Principle of technology
Laser surfacing (laser metal deposition technology) is one of the most effective methods for restoring coatings with increased wear resistance. The process involves modern laser systems equipped with powerful diodes and specialized nozzles. What's happening:
- Using a laser, a kind of melting bath is created on the surface of the selected area. The container is filled with metal powder entering through the nozzle opening.
- During laser processing, a short-term melting of the base material occurs. All stages are carried out with automatic regulation of the melting zone parameters.

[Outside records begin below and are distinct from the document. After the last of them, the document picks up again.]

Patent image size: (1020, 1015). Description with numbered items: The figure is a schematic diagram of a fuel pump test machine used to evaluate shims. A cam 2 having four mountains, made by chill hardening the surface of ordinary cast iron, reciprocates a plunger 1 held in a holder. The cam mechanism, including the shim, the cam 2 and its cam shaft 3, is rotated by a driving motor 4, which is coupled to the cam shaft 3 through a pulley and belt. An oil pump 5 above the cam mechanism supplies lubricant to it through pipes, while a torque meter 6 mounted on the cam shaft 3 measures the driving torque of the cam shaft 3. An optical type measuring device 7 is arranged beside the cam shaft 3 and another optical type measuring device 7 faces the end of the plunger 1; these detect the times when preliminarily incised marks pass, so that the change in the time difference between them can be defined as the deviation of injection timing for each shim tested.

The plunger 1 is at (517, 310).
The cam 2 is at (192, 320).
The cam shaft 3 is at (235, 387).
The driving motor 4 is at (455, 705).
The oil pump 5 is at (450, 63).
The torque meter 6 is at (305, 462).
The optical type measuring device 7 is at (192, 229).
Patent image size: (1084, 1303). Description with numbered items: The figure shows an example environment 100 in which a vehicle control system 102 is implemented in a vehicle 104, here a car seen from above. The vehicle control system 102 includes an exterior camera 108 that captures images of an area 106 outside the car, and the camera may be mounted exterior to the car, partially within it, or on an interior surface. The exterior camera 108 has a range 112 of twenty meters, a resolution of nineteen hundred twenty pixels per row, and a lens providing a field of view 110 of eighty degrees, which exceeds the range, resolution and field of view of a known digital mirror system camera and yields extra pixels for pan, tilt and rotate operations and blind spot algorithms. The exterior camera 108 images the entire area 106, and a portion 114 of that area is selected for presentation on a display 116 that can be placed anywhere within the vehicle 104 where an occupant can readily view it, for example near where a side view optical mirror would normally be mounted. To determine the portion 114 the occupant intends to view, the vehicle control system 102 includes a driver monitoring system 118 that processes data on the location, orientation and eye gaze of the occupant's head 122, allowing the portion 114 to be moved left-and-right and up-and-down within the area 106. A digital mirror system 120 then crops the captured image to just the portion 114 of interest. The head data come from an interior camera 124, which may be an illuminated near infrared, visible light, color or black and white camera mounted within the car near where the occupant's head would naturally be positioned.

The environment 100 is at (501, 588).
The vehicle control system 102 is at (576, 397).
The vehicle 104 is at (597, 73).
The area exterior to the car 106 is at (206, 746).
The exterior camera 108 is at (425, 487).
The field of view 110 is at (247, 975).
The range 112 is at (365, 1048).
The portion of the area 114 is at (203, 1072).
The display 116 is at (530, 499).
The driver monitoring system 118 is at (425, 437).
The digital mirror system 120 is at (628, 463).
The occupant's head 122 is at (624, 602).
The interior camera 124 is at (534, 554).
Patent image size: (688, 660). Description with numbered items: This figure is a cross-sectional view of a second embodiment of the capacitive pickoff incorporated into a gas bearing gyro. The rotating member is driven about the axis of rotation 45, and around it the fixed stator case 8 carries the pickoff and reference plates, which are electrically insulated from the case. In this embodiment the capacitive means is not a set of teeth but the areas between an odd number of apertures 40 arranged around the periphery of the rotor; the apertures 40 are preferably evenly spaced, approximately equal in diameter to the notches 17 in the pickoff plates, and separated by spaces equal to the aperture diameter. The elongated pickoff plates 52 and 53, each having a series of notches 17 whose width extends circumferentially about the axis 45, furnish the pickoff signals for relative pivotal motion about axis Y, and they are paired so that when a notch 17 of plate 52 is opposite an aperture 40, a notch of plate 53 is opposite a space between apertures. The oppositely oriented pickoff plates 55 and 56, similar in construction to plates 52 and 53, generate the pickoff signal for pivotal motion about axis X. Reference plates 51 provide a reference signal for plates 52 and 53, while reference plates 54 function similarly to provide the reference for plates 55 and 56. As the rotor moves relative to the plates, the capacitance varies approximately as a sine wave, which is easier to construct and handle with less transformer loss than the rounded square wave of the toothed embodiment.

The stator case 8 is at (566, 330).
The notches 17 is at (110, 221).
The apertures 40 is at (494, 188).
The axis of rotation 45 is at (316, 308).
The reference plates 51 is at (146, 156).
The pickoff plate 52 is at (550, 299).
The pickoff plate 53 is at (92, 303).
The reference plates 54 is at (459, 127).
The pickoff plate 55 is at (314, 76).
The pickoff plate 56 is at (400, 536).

The principle of laser cladding is the same as with electric arc and powder plasma additive bonded to the metal. The disadvantage of traditional types of surfacing is the submelting of the base under significant thermal influence on it. Processing of powder material with a locally directed beam of a powerful laser eliminates heating of the melting surface at a high deposition rate.
Advantages
- The ability to use different powders to create multilayer structures of your own alloys;
- ease of replacement of consumables, which is performed without stopping the work process;
- the ability to create three-dimensional structures on uneven surfaces with modified geometry;
- control of the degree of penetration with high-strength adhesion of the powder mixture to the top layer of the base;
- minimizing the influence of heat treatment on the local impact zone, eliminating the likelihood of deformation;
- high speed of creation of coarse and very fine structures, which is inaccessible to other types of melting;
- the ability to access any areas of large-sized products with rapid heating and cooling of the working area.
Laser surfacing of a metal surface is not without some disadvantages, the main one of which is the need to use complex and expensive equipment. Disadvantages of melting also include low productivity with low efficiency.